| Inflation is not essential. If people hide their money under mattresses, all that means is that they aren't competing to buy the available goods. Inputs for other ventures are cheaper. If the government weren't trying to re-inflate the asset bubble with cheap money, ventures that make more sense would be flourishing instead. Resources are not infinite. When someone accepts a piece of paper and just holds on to it instead of immediately consuming what he could buy, the resources are available for other things. And when there are more people deferring their consumption, its cheaper to borrow money/resources and cheaper to grow new industries. Countries don't become rich and powerful by consuming everything as soon as they get it. They do it by growing their industries. |
That is called "deflation." They tried it in Japan, it didn't work.
> If the government weren't trying to re-inflate the asset bubble with cheap money, ventures that make more sense would be flourishing instead.
Inflation and cheap money/asset bubbles are completely orthogonal. If anything, inflation should increase interest rates, not lower them.
> Resources are not infinite. When someone accepts a piece of paper and just holds on to it instead of immediately consuming what he could buy, the resources are available for other things.
Resources are also for the most part either perishable or they depreciate. At the very least, resources must be expended (warehousing) while unused resources are stored for later use. Ideally, resources are used closed to when they are produced. Otherwise, value is lost in some manner.
> And when there are more people deferring their consumption, its cheaper to borrow money/resources and cheaper to grow new industries.
Why grow your industry when the consumers have deferred their consumption? Once more people have deferred consumption, the economy and industry will shrink, not grow.
> Countries don't become rich and powerful by consuming everything as soon as they get it. They do it by growing their industries.

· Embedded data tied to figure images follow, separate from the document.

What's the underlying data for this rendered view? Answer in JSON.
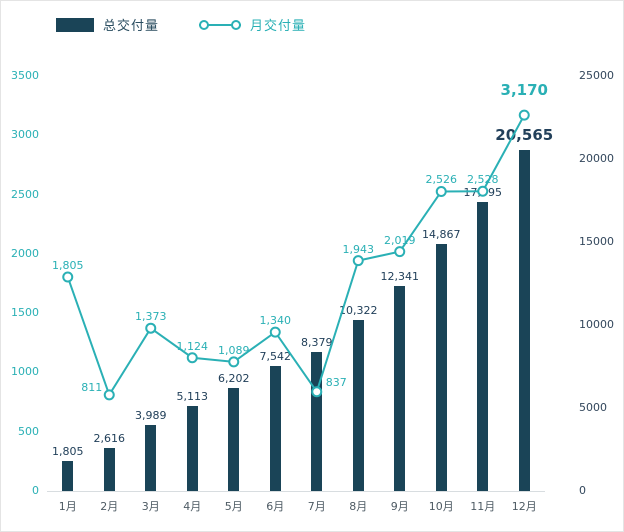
{
  "colors": {
    "bar": "#1a4457",
    "line": "#2ab0b5",
    "bar_label": "#22405a",
    "line_label": "#2ab0b5",
    "axis_left": "#2ab0b5",
    "axis_right": "#33475c",
    "axis_month": "#4d5a63",
    "legend_bar_text": "#2a4d60",
    "legend_line_text": "#2ab0b5"
  },
  "chart_data": {
    "type": "combo-bar-line",
    "title": "",
    "categories": [
      "1月",
      "2月",
      "3月",
      "4月",
      "5月",
      "6月",
      "7月",
      "8月",
      "9月",
      "10月",
      "11月",
      "12月"
    ],
    "series": [
      {
        "name": "总交付量",
        "type": "bar",
        "axis": "right",
        "values": [
          1805,
          2616,
          3989,
          5113,
          6202,
          7542,
          8379,
          10322,
          12341,
          14867,
          17395,
          20565
        ],
        "labels": [
          "1,805",
          "2,616",
          "3,989",
          "5,113",
          "6,202",
          "7,542",
          "8,379",
          "10,322",
          "12,341",
          "14,867",
          "17,395",
          "20,565"
        ]
      },
      {
        "name": "月交付量",
        "type": "line",
        "axis": "left",
        "values": [
          1805,
          811,
          1373,
          1124,
          1089,
          1340,
          837,
          1943,
          2019,
          2526,
          2528,
          3170
        ],
        "labels": [
          "1,805",
          "811",
          "1,373",
          "1,124",
          "1,089",
          "1,340",
          "837",
          "1,943",
          "2,019",
          "2,526",
          "2,528",
          "3,170"
        ]
      }
    ],
    "left_axis": {
      "range": [
        0,
        3500
      ],
      "ticks": [
        0,
        500,
        1000,
        1500,
        2000,
        2500,
        3000,
        3500
      ]
    },
    "right_axis": {
      "range": [
        0,
        25000
      ],
      "ticks": [
        0,
        5000,
        10000,
        15000,
        20000,
        25000
      ]
    },
    "legend_position": "top-left",
    "grid": false,
    "marker_style": "hollow-circle"
  }
}
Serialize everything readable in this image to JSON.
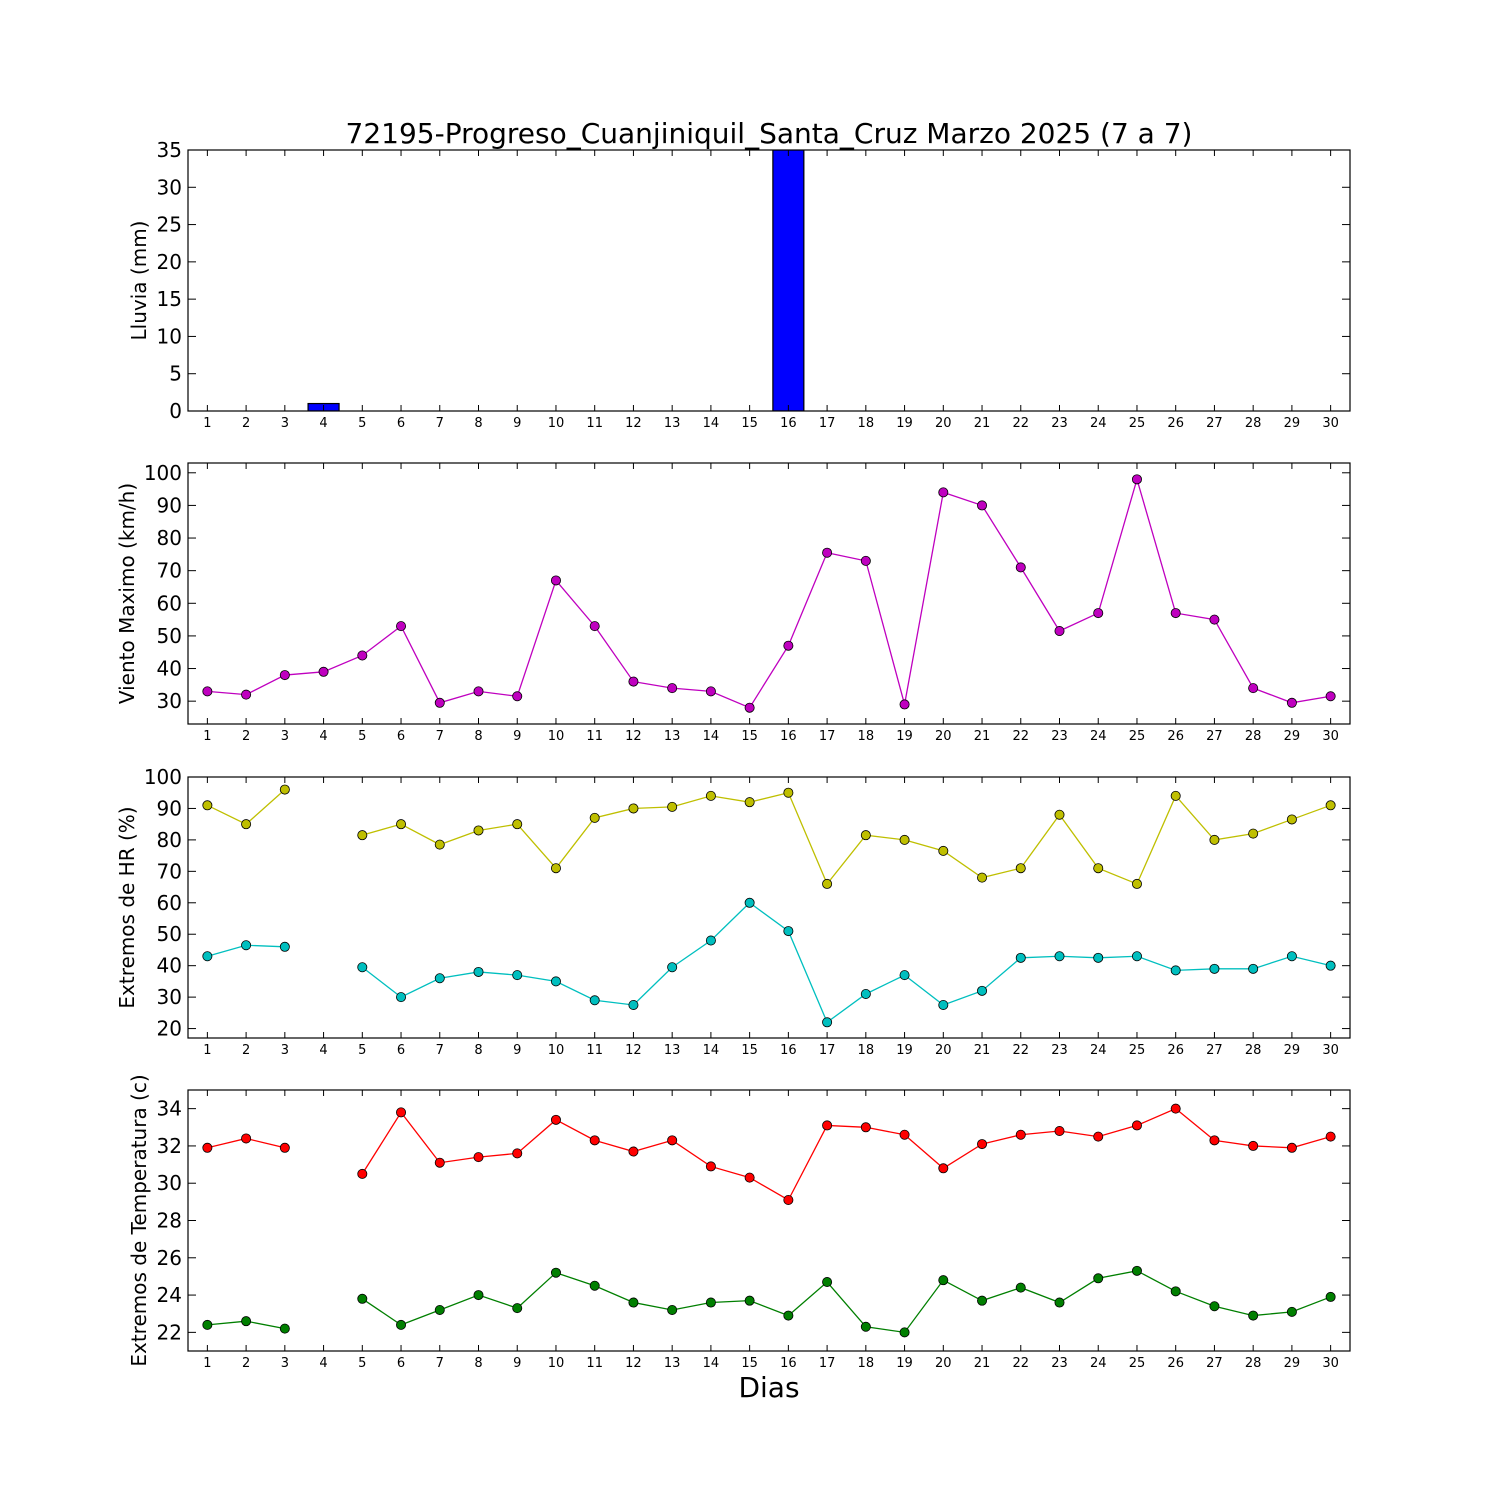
{
  "chart_data": [
    {
      "type": "bar",
      "title": "72195-Progreso_Cuanjiniquil_Santa_Cruz Marzo 2025  (7 a 7)",
      "ylabel": "Lluvia (mm)",
      "xlabel": "",
      "ylim": [
        0,
        35
      ],
      "yticks": [
        0,
        5,
        10,
        15,
        20,
        25,
        30,
        35
      ],
      "categories": [
        "1",
        "2",
        "3",
        "4",
        "5",
        "6",
        "7",
        "8",
        "9",
        "10",
        "11",
        "12",
        "13",
        "14",
        "15",
        "16",
        "17",
        "18",
        "19",
        "20",
        "21",
        "22",
        "23",
        "24",
        "25",
        "26",
        "27",
        "28",
        "29",
        "30"
      ],
      "values": [
        0,
        0,
        0,
        1,
        0,
        0,
        0,
        0,
        0,
        0,
        0,
        0,
        0,
        0,
        0,
        35,
        0,
        0,
        0,
        0,
        0,
        0,
        0,
        0,
        0,
        0,
        0,
        0,
        0,
        0
      ],
      "colors": {
        "bar": "#0000ff"
      },
      "grid": false
    },
    {
      "type": "line",
      "ylabel": "Viento Maximo (km/h)",
      "xlabel": "",
      "ylim": [
        23,
        103
      ],
      "yticks": [
        30,
        40,
        50,
        60,
        70,
        80,
        90,
        100
      ],
      "x": [
        1,
        2,
        3,
        4,
        5,
        6,
        7,
        8,
        9,
        10,
        11,
        12,
        13,
        14,
        15,
        16,
        17,
        18,
        19,
        20,
        21,
        22,
        23,
        24,
        25,
        26,
        27,
        28,
        29,
        30
      ],
      "series": [
        {
          "values": [
            33,
            32,
            38,
            39,
            44,
            53,
            29.5,
            33,
            31.5,
            67,
            53,
            36,
            34,
            33,
            28,
            47,
            75.5,
            73,
            29,
            94,
            90,
            71,
            51.5,
            57,
            98,
            57,
            55,
            34,
            29.5,
            31.5
          ],
          "color": "#bf00bf"
        }
      ],
      "grid": false
    },
    {
      "type": "line",
      "ylabel": "Extremos de HR (%)",
      "xlabel": "",
      "ylim": [
        17,
        100
      ],
      "yticks": [
        20,
        30,
        40,
        50,
        60,
        70,
        80,
        90,
        100
      ],
      "x": [
        1,
        2,
        3,
        4,
        5,
        6,
        7,
        8,
        9,
        10,
        11,
        12,
        13,
        14,
        15,
        16,
        17,
        18,
        19,
        20,
        21,
        22,
        23,
        24,
        25,
        26,
        27,
        28,
        29,
        30
      ],
      "series": [
        {
          "values": [
            91,
            85,
            96,
            null,
            81.5,
            85,
            78.5,
            83,
            85,
            71,
            87,
            90,
            90.5,
            94,
            92,
            95,
            66,
            81.5,
            80,
            76.5,
            68,
            71,
            88,
            71,
            66,
            94,
            80,
            82,
            86.5,
            91
          ],
          "color": "#bfbf00"
        },
        {
          "values": [
            43,
            46.5,
            46,
            null,
            39.5,
            30,
            36,
            38,
            37,
            35,
            29,
            27.5,
            39.5,
            48,
            60,
            51,
            22,
            31,
            37,
            27.5,
            32,
            42.5,
            43,
            42.5,
            43,
            38.5,
            39,
            39,
            43,
            40
          ],
          "color": "#00bfbf"
        }
      ],
      "grid": false
    },
    {
      "type": "line",
      "ylabel": "Extremos de Temperatura (c)",
      "xlabel": "Dias",
      "ylim": [
        21,
        35
      ],
      "yticks": [
        22,
        24,
        26,
        28,
        30,
        32,
        34
      ],
      "x": [
        1,
        2,
        3,
        4,
        5,
        6,
        7,
        8,
        9,
        10,
        11,
        12,
        13,
        14,
        15,
        16,
        17,
        18,
        19,
        20,
        21,
        22,
        23,
        24,
        25,
        26,
        27,
        28,
        29,
        30
      ],
      "series": [
        {
          "values": [
            31.9,
            32.4,
            31.9,
            null,
            30.5,
            33.8,
            31.1,
            31.4,
            31.6,
            33.4,
            32.3,
            31.7,
            32.3,
            30.9,
            30.3,
            29.1,
            33.1,
            33.0,
            32.6,
            30.8,
            32.1,
            32.6,
            32.8,
            32.5,
            33.1,
            34.0,
            32.3,
            32.0,
            31.9,
            32.5
          ],
          "color": "#ff0000"
        },
        {
          "values": [
            22.4,
            22.6,
            22.2,
            null,
            23.8,
            22.4,
            23.2,
            24.0,
            23.3,
            25.2,
            24.5,
            23.6,
            23.2,
            23.6,
            23.7,
            22.9,
            24.7,
            22.3,
            22.0,
            24.8,
            23.7,
            24.4,
            23.6,
            24.9,
            25.3,
            24.2,
            23.4,
            22.9,
            23.1,
            23.9
          ],
          "color": "#007f00"
        }
      ],
      "grid": false
    }
  ]
}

They do it by doing both. I live in a country with high industrial output (aimed at export) but little consumption in comparison (people save too much + high income disparity), its a trap that the Chinese government is desperately trying to get out of. If Chinese don't consume, the gov has little choice but to buy treasuries (as upposed to investing in more unused infrastructure/ghost cities/industrial output), and they are losing money on those t-bills.